US Federal Reserve will opt to maintain its current interest rates during the meeting on September 19-20 despite persistent inflation levels exceeding the central bank's target range while the US economy remains resilient. The two-day Federal Open Market Committee (FOMC) meeting begins today (September 19) and its outcome is due on Wednesday (September 20). The US Fed has been raising rates since March 2022 and this could be the second time since then that the Fed may maintain a pause on interest rate hikes.
While a pause seems highly likely, the possibility of a rate cut is extremely feeble at this juncture. Markets across the globe will closely watch what the US Fed Chairman Jerome Powell says about inflation and the US economy. The Fed is expected to maintain a status quo on rates in September but experts see a possibility of one rate hike in the coming policy meetings.
V K Vijayakumar, Chief Investment Strategist at Geojit Financial Services believes the Fed will likely hold rates this time but the tone of the Fed commentary will likely be a bit hawkish since inflation continues to be high despite some easing. Vijayakumar anticipates one more rate hike of 25bps in the next meet and a hold thereafter. "The Fed always responds to incoming data.
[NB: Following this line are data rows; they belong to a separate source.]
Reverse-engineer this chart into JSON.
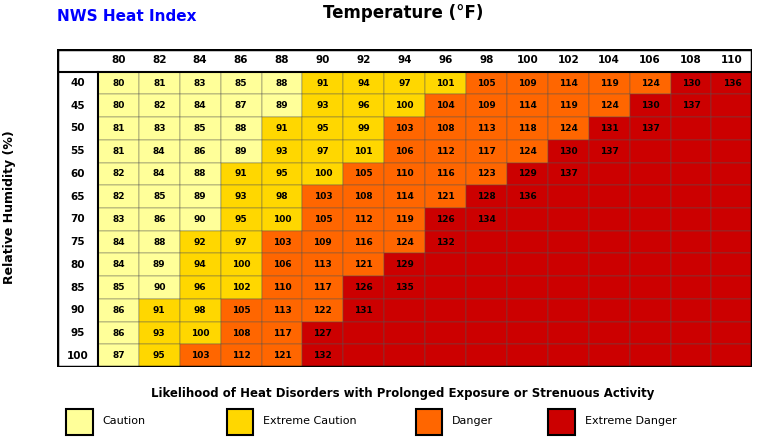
{
  "title_left": "NWS Heat Index",
  "title_center": "Temperature (°F)",
  "ylabel": "Relative Humidity (%)",
  "xlabel": "Likelihood of Heat Disorders with Prolonged Exposure or Strenuous Activity",
  "temp_labels": [
    80,
    82,
    84,
    86,
    88,
    90,
    92,
    94,
    96,
    98,
    100,
    102,
    104,
    106,
    108,
    110
  ],
  "humidity_labels": [
    40,
    45,
    50,
    55,
    60,
    65,
    70,
    75,
    80,
    85,
    90,
    95,
    100
  ],
  "heat_index": [
    [
      80,
      81,
      83,
      85,
      88,
      91,
      94,
      97,
      101,
      105,
      109,
      114,
      119,
      124,
      130,
      136
    ],
    [
      80,
      82,
      84,
      87,
      89,
      93,
      96,
      100,
      104,
      109,
      114,
      119,
      124,
      130,
      137,
      null
    ],
    [
      81,
      83,
      85,
      88,
      91,
      95,
      99,
      103,
      108,
      113,
      118,
      124,
      131,
      137,
      null,
      null
    ],
    [
      81,
      84,
      86,
      89,
      93,
      97,
      101,
      106,
      112,
      117,
      124,
      130,
      137,
      null,
      null,
      null
    ],
    [
      82,
      84,
      88,
      91,
      95,
      100,
      105,
      110,
      116,
      123,
      129,
      137,
      null,
      null,
      null,
      null
    ],
    [
      82,
      85,
      89,
      93,
      98,
      103,
      108,
      114,
      121,
      128,
      136,
      null,
      null,
      null,
      null,
      null
    ],
    [
      83,
      86,
      90,
      95,
      100,
      105,
      112,
      119,
      126,
      134,
      null,
      null,
      null,
      null,
      null,
      null
    ],
    [
      84,
      88,
      92,
      97,
      103,
      109,
      116,
      124,
      132,
      null,
      null,
      null,
      null,
      null,
      null,
      null
    ],
    [
      84,
      89,
      94,
      100,
      106,
      113,
      121,
      129,
      null,
      null,
      null,
      null,
      null,
      null,
      null,
      null
    ],
    [
      85,
      90,
      96,
      102,
      110,
      117,
      126,
      135,
      null,
      null,
      null,
      null,
      null,
      null,
      null,
      null
    ],
    [
      86,
      91,
      98,
      105,
      113,
      122,
      131,
      null,
      null,
      null,
      null,
      null,
      null,
      null,
      null,
      null
    ],
    [
      86,
      93,
      100,
      108,
      117,
      127,
      null,
      null,
      null,
      null,
      null,
      null,
      null,
      null,
      null,
      null
    ],
    [
      87,
      95,
      103,
      112,
      121,
      132,
      null,
      null,
      null,
      null,
      null,
      null,
      null,
      null,
      null,
      null
    ]
  ],
  "caution_color": "#FFFF99",
  "extreme_caution_color": "#FFD700",
  "danger_color": "#FF6600",
  "extreme_danger_color": "#CC0000",
  "empty_color": "#CC0000",
  "bg_color": "#CC0000",
  "legend_items": [
    {
      "label": "Caution",
      "color": "#FFFF99"
    },
    {
      "label": "Extreme Caution",
      "color": "#FFD700"
    },
    {
      "label": "Danger",
      "color": "#FF6600"
    },
    {
      "label": "Extreme Danger",
      "color": "#CC0000"
    }
  ]
}
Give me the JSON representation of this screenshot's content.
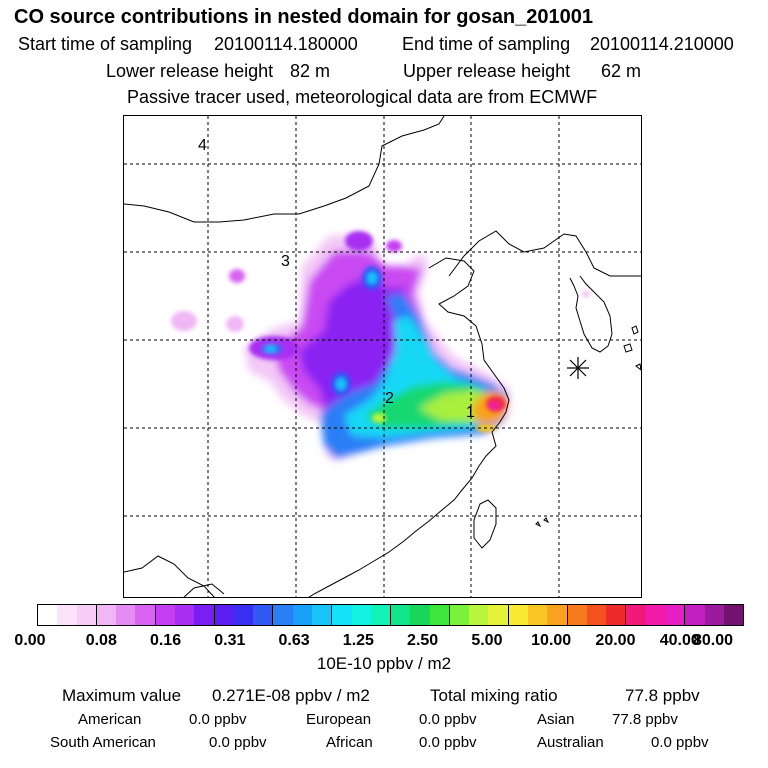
{
  "header": {
    "title": "CO  source contributions in nested domain for gosan_201001",
    "start_label": "Start time of sampling",
    "start_value": "20100114.180000",
    "end_label": "End time of sampling",
    "end_value": "20100114.210000",
    "lower_label": "Lower release height",
    "lower_value": "82 m",
    "upper_label": "Upper release height",
    "upper_value": "62 m",
    "note": "Passive tracer used, meteorological data are from ECMWF"
  },
  "map": {
    "track_labels": [
      "1",
      "2",
      "3",
      "4"
    ],
    "colors": {
      "coast": "#000000",
      "grid": "#000000",
      "receptor": "#000000"
    }
  },
  "colorbar": {
    "tick_labels": [
      "0.00",
      "0.08",
      "0.16",
      "0.31",
      "0.63",
      "1.25",
      "2.50",
      "5.00",
      "10.00",
      "20.00",
      "40.00",
      "80.00"
    ],
    "colors": [
      "#ffffff",
      "#fbe3fb",
      "#f5cdf7",
      "#f0b6f5",
      "#e58bf3",
      "#d863f2",
      "#c43ef2",
      "#a82ef2",
      "#7a1ff2",
      "#5a1ef2",
      "#3a2ef2",
      "#2f58f4",
      "#2a7ef6",
      "#1aa0f8",
      "#16c4fa",
      "#13e2f7",
      "#12f2e0",
      "#12f2b6",
      "#10e58a",
      "#18d65a",
      "#3ce63a",
      "#7af23a",
      "#b8f53c",
      "#e4f23a",
      "#f9ea33",
      "#f8c624",
      "#f8a21e",
      "#f77a1e",
      "#f4511e",
      "#ef2a2a",
      "#f21a78",
      "#f21aa8",
      "#e61ec4",
      "#c21ec0",
      "#9a1aa0",
      "#74126f"
    ],
    "unit": "10E-10 ppbv / m2"
  },
  "stats": {
    "max_label": "Maximum value",
    "max_value": "0.271E-08 ppbv / m2",
    "total_label": "Total mixing ratio",
    "total_value": "77.8 ppbv",
    "regions": [
      {
        "name": "American",
        "value": "0.0 ppbv"
      },
      {
        "name": "European",
        "value": "0.0 ppbv"
      },
      {
        "name": "Asian",
        "value": "77.8 ppbv"
      },
      {
        "name": "South American",
        "value": "0.0 ppbv"
      },
      {
        "name": "African",
        "value": "0.0 ppbv"
      },
      {
        "name": "Australian",
        "value": "0.0 ppbv"
      }
    ]
  }
}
However, the current trend indicates the possibility of a rate cut only by the second quarter of the next year (Q2CY24)," said Vijayakumar. Madhavi Arora, Lead Economist at Emkay Global Financial Services, has a similar view. "We are not expecting any action from the Fed amid incipient signs of a cooling labour Market and demand-led inflation, but expect them to keep one more hike intact in the dot chart and sound cautious and data-dependent," said Arora.